Eine Sicherheitsüberprüfung des Pufferüberlaufs wird für einen GS-Puffer ausgeführt. Ein GS-Puffer kann einer der Folgenden sein:

  • Ein Array, das größer als 4 Bytes ist und über mehr als zwei Elemente sowie einen Elementtyp verfügt, der kein Zeigertyp ist.

  • Eine Datenstruktur, die größer als 8 Bytes ist und keine Zeiger enthält.

  • Ein Puffer, der mithilfe der _alloca-Funktion zugeordnet wird.

  • Eine beliebige Klasse oder Struktur, die einen GS-Puffer enthält.

Beispielsweise werden GS-Puffer durch die folgenden Anweisungen deklariert.

char buffer[20];
int buffer[20];
struct { int a; int b; int c; int d; } myStruct;
struct { int a; char buf[20]; };

Die folgenden Anweisungen deklarieren jedoch keine GS-Puffer. Die ersten beiden Deklarationen enthalten Elemente des Zeigertyps. Die dritte und vierte Anweisung deklariert Arrays, deren Größe zu klein ist. Die fünfte Anweisung deklariert eine Struktur, deren Größe auf einer x86-Plattform nicht mehr als 8 Bytes beträgt.

char *pBuf[20];
void *pv[20];
char buf[4];
int buf[2];
struct { int a; int b; };

Die /GS-Compileroption erfordert, dass das Sicherheitscookie initialisiert wird, bevor eine Funktion ausgeführt wird, die das Cookie verwendet. Das Sicherheitscookie muss sofort beim Eintrag in eine EXE- oder DLL-Datei initialisiert werden. Dies erfolgt automatisch, wenn Sie die Standardeinstiegspunkte für VCRuntime verwenden: mainCRTStartup, wmainCRTStartup, WinMainCRTStartup, wWinMainCRTStartup oder _DllMainCRTStartup. Wenn Sie einen alternativen Einstiegspunkt verwenden, müssen Sie das Sicherheitscookie manuell initialisieren, indem Sie __security_init_cookie aufrufen.

Geschützte Informationen

Die Compileroption /GS schützt die folgenden Elemente:

  • Die Rückgabeadresse eines Funktionsaufrufs.

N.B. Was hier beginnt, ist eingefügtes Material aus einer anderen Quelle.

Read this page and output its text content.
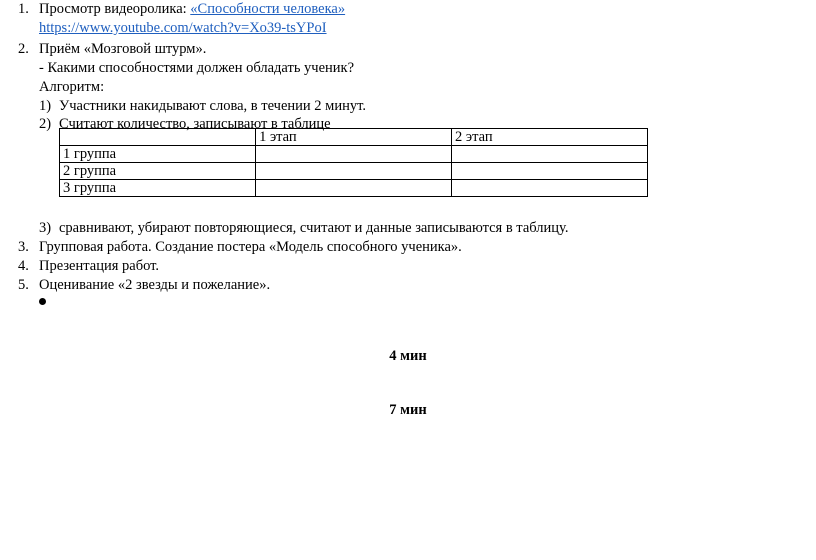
1. Просмотр видеоролика: «Способности человека»
https://www.youtube.com/watch?v=Xo39-tsYPoI
2. Приём «Мозговой штурм».
- Какими способностями должен обладать ученик?
Алгоритм:
1) Участники накидывают слова, в течении 2 минут.
2) Считают количество, записывают в таблице
	1 этап	2 этап
1 группа		
2 группа		
3 группа		
3) сравнивают, убирают повторяющиеся, считают и данные записываются в таблицу.
3. Групповая работа. Создание постера «Модель способного ученика».
4. Презентация работ.
5. Оценивание «2 звезды и пожелание».
4 мин
7 мин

  • Die Adresse eines Ausnahmehandlers für eine Funktion.

  • Anfällige Funktionsparameter.

Auf allen Plattformen versucht /GS , Pufferüberläufe in der Rückgabeadresse zu erkennen. Auf Plattformen wie x86 und x64 mit Aufrufkonventionen, durch welche die Rücksprungadresse eines Funktionsaufrufes auf dem Stapel gespeichert wird, lassen sich Pufferüberläufe leichter ausnutzen.

Wird auf x86-Systemen ein Ausnahme-Handler verwendet, fügt der Compiler ein Sicherheitscookie ein, um die Adresse des Ausnahmehandlers zu schützen. Dieses Cookie wird beim Entladen von Rahmen überprüft.

/GS schützt anfällige Parameter , die an eine Funktion übergeben werden. Ein verwundbarer Parameter ist ein Zeiger, ein C++-Verweis oder eine C-Struktur (C++-POD-Typ), die einen Zeiger oder einen GS-Puffer enthält.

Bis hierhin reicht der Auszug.